Budget

Lamont Paints Bleak Picture of COVID-19's Economic Impact on Connecticut

NBCConnecticut.com

Connecticut has a near $1 billion budget shortfall on its hands.  Come July, the budget gap will grow by an additional $2 billion.  

With so many businesses closed and people out work, Connecticut is not getting the tax revenue it’s used to.

“The numbers are sobering.  I’ve got to tell you that COVID has been tough on our physical health, it’s been tough on our mental health, and it’s also tough on our fiscal health,” said Gov. Ned Lamont on Friday.

Sales tax revenues are projected to be down 14% and income tax down 10% in the fiscal year that starts July 1.

“We have a significant number of unemployed individuals in this state and we immediately begin to see a reduction in income tax withholding,” said Office of Policy and Management Secretary Melissa McCaw.

McCaw said that industries temporarily shuttered by the coronavirus crisis comprise 35% of Connecticut’s sales and use tax revenues.

“This is going to be difficult for everybody, no question,” said Republican House Minority Leader Themis Klarides.

The state has a $20 billion budget, but now projects just $18 billion in revenues, leaving legislative leaders with a $2 billion hole to fill.

“I think this has to be a serious conversation with all of us, sitting down and having it,” said Klarides.

People are staying home from work, not driving as much, and gas prices keep falling.  Originally expected to become insolvent three or four years down the road, Connecticut’s Special Transportation Fund, which relies heavily on gas tax revenues, is now forecast to run out of money in a year.  The governor once proposed tolls to shore it up.  He was careful not to suggest that on Friday.

“There’s no capacity to just bond and bond and bond for it.  There’s really no capacity to take it from the rainy-day fund,” he said when asked if he would borrow more for road work.

 The $1.9 billion rainy day fund is now expected to be the state’s major solution to filling the budget gap, but it won’t be enough according to McCaw.

“Look, I’m sorry to ask everybody. We’re going to have to do a little more, all of us on this fiscal front,” said Lamont during his daily news briefing on Friday.

Lamont said the state was on track until the coronavirus hit. 

“I’m not sure we’re going to be able to promise a lot of new tax cuts or a lot of new spending increases but we’re going to try to do the best we can to hold that harmless,” he said.

Lamont said he planned to call the state’s labor unions to the table but wouldn’t give specifics on what he’ll ask them to do.

 “I’m going to be asking them to help with the pain that we’re all sharing in the state right now.”

Friday, state employees received a letter informing them that union leaders planned to meet with the governor.  Their contract calls for a raise for all state employees July 1.  Republicans want to freeze it.

“We’re not saying don’t give them the raise at all. We’re saying suspend it for a few months until we see what kind of fiscal ground we’re on,” said Klarides.

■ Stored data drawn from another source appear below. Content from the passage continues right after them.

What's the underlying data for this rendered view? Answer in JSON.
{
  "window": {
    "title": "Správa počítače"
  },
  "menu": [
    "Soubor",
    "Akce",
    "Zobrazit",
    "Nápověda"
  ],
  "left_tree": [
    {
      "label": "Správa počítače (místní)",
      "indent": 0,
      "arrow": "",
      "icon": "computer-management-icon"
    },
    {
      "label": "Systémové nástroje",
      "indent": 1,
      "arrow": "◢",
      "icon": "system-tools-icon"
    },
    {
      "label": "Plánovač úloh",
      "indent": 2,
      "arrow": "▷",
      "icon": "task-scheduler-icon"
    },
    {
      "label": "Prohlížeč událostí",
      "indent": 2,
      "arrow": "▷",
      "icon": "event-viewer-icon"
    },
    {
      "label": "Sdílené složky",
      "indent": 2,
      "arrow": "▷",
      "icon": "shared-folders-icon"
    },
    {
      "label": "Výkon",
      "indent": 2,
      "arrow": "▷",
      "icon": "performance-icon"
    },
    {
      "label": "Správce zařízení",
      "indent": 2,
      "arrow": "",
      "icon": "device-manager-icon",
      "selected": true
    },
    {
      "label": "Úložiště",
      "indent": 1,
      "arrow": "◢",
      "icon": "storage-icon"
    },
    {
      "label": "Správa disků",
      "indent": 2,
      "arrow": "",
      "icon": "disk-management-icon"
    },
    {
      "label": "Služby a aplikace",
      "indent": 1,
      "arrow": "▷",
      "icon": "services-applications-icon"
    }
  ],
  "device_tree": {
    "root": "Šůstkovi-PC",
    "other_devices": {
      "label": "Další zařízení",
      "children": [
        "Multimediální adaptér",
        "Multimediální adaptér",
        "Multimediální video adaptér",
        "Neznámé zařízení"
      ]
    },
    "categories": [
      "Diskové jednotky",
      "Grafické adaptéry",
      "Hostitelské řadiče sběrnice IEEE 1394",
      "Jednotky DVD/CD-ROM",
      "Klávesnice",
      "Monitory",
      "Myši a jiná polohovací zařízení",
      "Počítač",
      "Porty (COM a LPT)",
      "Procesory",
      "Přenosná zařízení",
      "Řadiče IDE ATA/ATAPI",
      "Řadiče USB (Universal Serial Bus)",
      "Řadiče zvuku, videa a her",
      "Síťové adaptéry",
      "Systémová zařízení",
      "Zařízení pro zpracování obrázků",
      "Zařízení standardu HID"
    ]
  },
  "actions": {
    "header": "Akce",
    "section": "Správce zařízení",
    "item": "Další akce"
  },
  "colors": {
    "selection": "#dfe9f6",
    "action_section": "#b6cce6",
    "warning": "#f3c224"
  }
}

Nonprofits, which depend on state funding, are also worried about what will happen to them as the state looks to fill a $2 billion budget gap on July 1.

“If we’ve learned anything through this crisis it’s that a decade or so of under-funding of nonprofits has made it very difficult for them to respond to this crisis.  We know that another crisis is coming in the fall and unless funding is there, non-profits may not be,” said Gian-Carl Casa,  president and CEO of the CT Nonprofit Alliance, which represents 300 nonprofits.

Connecticut has received more than $1 billion from the federal government to cover Covid-related costs like testing supplies, not revenue shortfalls.  Lamont said he hoped the feds would step in to help, but said he was looking for more dependable solutions. 

One is to freeze the corporate tax relief the state had planned.

“The goal is not to do damage to our tax constituents at a time when they’re trying to rebuild and recover,” McCaw said.

She did point to a couple of bright spots. She said real estate inquiries are up and sales are expected to grow by 8.5% this year.

McCaw said the economy should recover more quickly than the last downturn.  She pointed to economists who are forecasting the recession to end in the summer of 2021.